System output produced by all participating teams is also available here.
Description
Grammatical error correction (GEC) is the task of automatically correcting grammatical errors in text; e.g. [I follows his advices -> I followed his advice]. It can be used to not only help language learners improve their writing skills, but also alert native speakers to accidental mistakes or typos.
GEC gained significant attention in the Helping Our Own (HOO) and Conference on Natural Language Learning (CoNLL) shared tasks between 2011 and 2014 (Dale and Kilgarriff, 2011; Dale et al., 2012; Ng et al., 2013; Ng et al., 2014), but has since become more difficult to evaluate given a lack of standardised experimental settings. In particular, recent systems have been trained, tuned and tested on different combinations of corpora using different metrics (Yannakoudakis et al., 2017; Chollampatt and Ng, 2018a; Ge et al., 2018; Grundkiewicz and Junczys-Dowmunt, 2018). One of the aims of this shared task is hence to once again provide a platform where different approaches can be trained and tested under the same conditions.

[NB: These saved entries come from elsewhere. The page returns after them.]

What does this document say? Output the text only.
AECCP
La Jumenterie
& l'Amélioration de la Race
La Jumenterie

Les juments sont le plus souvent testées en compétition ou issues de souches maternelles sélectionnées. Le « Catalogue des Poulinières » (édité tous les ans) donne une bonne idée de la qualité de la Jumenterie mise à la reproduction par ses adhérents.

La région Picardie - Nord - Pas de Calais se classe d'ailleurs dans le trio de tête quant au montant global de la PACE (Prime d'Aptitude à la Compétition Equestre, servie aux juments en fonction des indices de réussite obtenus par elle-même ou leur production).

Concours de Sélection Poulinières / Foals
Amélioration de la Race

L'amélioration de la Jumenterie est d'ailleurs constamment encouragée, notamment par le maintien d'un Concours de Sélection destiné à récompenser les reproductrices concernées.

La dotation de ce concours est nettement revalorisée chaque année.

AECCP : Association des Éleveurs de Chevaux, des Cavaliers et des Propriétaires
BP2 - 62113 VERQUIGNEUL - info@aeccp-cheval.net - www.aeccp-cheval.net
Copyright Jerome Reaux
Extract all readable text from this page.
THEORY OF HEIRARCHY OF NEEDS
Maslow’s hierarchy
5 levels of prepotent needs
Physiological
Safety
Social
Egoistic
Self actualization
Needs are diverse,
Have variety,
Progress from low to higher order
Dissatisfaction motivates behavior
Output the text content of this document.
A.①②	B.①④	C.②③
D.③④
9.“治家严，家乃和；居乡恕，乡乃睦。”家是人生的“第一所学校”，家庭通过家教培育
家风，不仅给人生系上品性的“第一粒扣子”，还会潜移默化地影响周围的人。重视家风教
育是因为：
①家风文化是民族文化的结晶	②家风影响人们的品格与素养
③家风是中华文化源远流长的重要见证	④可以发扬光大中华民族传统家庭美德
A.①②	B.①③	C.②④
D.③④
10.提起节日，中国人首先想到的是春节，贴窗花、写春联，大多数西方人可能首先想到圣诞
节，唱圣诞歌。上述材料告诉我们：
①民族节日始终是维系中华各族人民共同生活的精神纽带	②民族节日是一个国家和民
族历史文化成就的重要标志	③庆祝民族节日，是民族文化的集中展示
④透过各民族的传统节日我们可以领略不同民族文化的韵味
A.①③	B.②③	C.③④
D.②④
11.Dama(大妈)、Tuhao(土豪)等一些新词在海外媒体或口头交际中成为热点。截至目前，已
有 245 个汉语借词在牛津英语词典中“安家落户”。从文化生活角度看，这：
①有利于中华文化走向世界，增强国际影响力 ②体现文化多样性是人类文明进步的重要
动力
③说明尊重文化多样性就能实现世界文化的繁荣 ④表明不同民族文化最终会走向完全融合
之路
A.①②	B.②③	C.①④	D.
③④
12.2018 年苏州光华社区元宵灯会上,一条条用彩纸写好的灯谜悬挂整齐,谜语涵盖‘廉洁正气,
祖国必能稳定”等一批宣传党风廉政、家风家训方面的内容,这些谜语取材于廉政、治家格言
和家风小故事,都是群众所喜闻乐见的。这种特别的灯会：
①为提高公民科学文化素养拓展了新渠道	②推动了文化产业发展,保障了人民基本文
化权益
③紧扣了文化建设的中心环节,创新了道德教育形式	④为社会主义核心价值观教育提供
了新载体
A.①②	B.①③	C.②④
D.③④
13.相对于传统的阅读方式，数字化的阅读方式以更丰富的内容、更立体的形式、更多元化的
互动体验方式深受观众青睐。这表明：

Another significant problem facing the field is that system performance is still primarily benchmarked against the CoNLL-2014 test set, even though this 5-year-old dataset only contains 50 essays on 2 different topics written by 25 South-East Asian undergraduates in Singapore. This means that systems have increasingly overfit to a very specific genre of English and so do not generalise well to other domains. The shared task hence also introduces a new dataset that represents a much more diverse cross-section of English language levels and domains.
Instructions
Participants should first join the BEA 2019 Shared Task Discussion Group. This group is the best place to ask questions and keep up-to-date with shared task news and updates. If you do not join this group, you may miss out on important shared task news.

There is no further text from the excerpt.